Further, in the case of an insulating film such as a PSG film, the amount of etching is also controlled, and it is not necessarily necessary to completely remove the PSG film 4 on the plane.

Next, as shown in FIG. 5, a PSG film 5 with a thickness of several thousand layers is deposited again by the CVD method. In this case, discontinuous lines do not appear in the PSG film 5, and the aluminum wiring 2
This completely covers and protects the aluminum wiring, preventing oxidation of the aluminum wiring.

Next, FIGS. 6 to 8 are process-order sectional views of another embodiment according to the present invention. In this example, as shown in FIG.
The O7 aluminum film 12, which has a thickness of about 1000 layers, is broken again using the sputtering method or the Art Ministry method. Then, as shown in FIG. 7, aluminum It! The entire surface of the aluminum wiring 12 is etched by anisotropic etching, leaving the -r aluminum film 12 only on the side surfaces of the aluminum wiring 2. The etching agent is a chlorine (CI2) gas or a chlorine compound gas.

Next, as shown in FIG. 8, PSG was formed by CVD method.
When the film 13 is deposited, the PSG film 13 has no discontinuities and the aluminum wiring 2 is completely covered and protected.
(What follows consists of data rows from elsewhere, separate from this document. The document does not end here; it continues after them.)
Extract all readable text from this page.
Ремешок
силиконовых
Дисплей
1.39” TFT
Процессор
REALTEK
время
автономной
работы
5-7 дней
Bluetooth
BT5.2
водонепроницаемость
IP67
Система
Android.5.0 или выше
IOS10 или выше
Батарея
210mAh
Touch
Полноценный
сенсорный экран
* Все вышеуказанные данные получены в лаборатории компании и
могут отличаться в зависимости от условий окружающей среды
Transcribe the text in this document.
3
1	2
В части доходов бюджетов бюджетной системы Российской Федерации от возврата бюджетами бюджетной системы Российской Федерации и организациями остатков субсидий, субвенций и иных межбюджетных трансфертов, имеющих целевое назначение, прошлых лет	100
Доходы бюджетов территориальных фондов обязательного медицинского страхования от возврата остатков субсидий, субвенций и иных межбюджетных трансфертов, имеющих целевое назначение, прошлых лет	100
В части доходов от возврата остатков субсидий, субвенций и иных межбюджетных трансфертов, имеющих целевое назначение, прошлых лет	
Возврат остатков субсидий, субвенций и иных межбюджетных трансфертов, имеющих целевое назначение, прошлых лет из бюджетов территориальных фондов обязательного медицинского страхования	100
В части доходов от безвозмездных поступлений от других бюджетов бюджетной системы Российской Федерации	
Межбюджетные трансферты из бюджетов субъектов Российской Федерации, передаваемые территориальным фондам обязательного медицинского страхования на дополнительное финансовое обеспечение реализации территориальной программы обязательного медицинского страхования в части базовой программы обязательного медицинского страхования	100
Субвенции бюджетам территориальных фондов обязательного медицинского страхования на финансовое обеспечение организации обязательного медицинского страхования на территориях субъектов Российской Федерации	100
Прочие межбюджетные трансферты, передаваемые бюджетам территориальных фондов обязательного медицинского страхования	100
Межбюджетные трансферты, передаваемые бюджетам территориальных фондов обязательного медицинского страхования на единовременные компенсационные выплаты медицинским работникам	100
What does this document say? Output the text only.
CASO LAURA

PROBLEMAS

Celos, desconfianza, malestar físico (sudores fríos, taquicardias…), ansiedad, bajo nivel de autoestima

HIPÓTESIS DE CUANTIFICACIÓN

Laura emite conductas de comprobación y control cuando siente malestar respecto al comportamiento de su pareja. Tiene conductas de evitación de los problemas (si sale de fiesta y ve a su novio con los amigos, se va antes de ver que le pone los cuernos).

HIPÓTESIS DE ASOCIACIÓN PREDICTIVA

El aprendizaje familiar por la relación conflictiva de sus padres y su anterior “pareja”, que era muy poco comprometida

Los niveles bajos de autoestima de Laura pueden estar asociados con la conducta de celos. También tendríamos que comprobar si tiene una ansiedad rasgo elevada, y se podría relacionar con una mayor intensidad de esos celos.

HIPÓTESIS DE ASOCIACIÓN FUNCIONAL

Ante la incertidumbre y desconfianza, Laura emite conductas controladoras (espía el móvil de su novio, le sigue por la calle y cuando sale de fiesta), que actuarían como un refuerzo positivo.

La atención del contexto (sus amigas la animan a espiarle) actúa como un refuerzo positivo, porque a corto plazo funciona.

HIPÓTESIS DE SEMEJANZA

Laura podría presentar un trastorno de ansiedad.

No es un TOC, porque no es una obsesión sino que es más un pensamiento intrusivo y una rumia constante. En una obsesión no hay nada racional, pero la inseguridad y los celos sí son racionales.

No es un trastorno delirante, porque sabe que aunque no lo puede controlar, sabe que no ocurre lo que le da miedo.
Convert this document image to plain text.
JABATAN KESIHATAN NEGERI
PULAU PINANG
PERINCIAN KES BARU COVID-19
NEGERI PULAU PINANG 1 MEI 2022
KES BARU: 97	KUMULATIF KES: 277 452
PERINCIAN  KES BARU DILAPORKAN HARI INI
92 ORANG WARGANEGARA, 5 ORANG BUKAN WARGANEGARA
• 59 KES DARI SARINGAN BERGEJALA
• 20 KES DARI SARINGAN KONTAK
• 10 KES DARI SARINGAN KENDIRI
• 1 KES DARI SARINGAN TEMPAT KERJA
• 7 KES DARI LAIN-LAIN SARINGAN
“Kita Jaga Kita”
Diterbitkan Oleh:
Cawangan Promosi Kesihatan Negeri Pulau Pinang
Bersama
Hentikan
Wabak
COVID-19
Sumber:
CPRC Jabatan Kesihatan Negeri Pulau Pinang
In this example, the same conductive film as the wiring layer is formed on the wiring (y-q plane), but the conductive film is not limited to aluminum, and instead of the aluminum film 12, a phosphorus-doped polycrystalline silicon film is sputtered. carbon tetrachloride (
CC14) -1i gas may be used for dry etching, or a metal such as tungsten may be used.

Furthermore, the insulating protective film is not only a PSG film, but also a plasma CV film.
The same result can be obtained even if a silicon nitride (SiN) film or a silicon oxynitride (SfON) film deposited by the D method is used.

(f) Effects of the Invention As is clear from the above description, the present invention prevents disconnection of aluminum wiring and significantly contributes to higher reliability of ICs.

[Brief explanation of the drawing]

FIG. 1 is a cross-sectional structural view of a conventional aluminum wiring, and FIGS. 2 to 5 and 6 to 8 are step-by-step cross-sectional views of a forming method according to the present invention. In the figure, 1 is a semiconductor substrate and 2 is an aluminum wiring. 3.4 and 5.13 are PSG films, and 12 is an aluminum film. Figure 1 Figure 2 Figure 3 Figure 5 Figure 6 Leap Figure 7 Figure 8

Claims (1)

[Claims] A conductor wiring is patterned on a semiconductor substrate, and then an insulating film or a conductive film is grown to cover the conductor wiring, and then the insulating film or conductive film is etched by anisotropic etching to remove the conductor wiring. A method for manufacturing a semiconductor device, comprising the step of leaving the insulating film or the conductive film on both sides.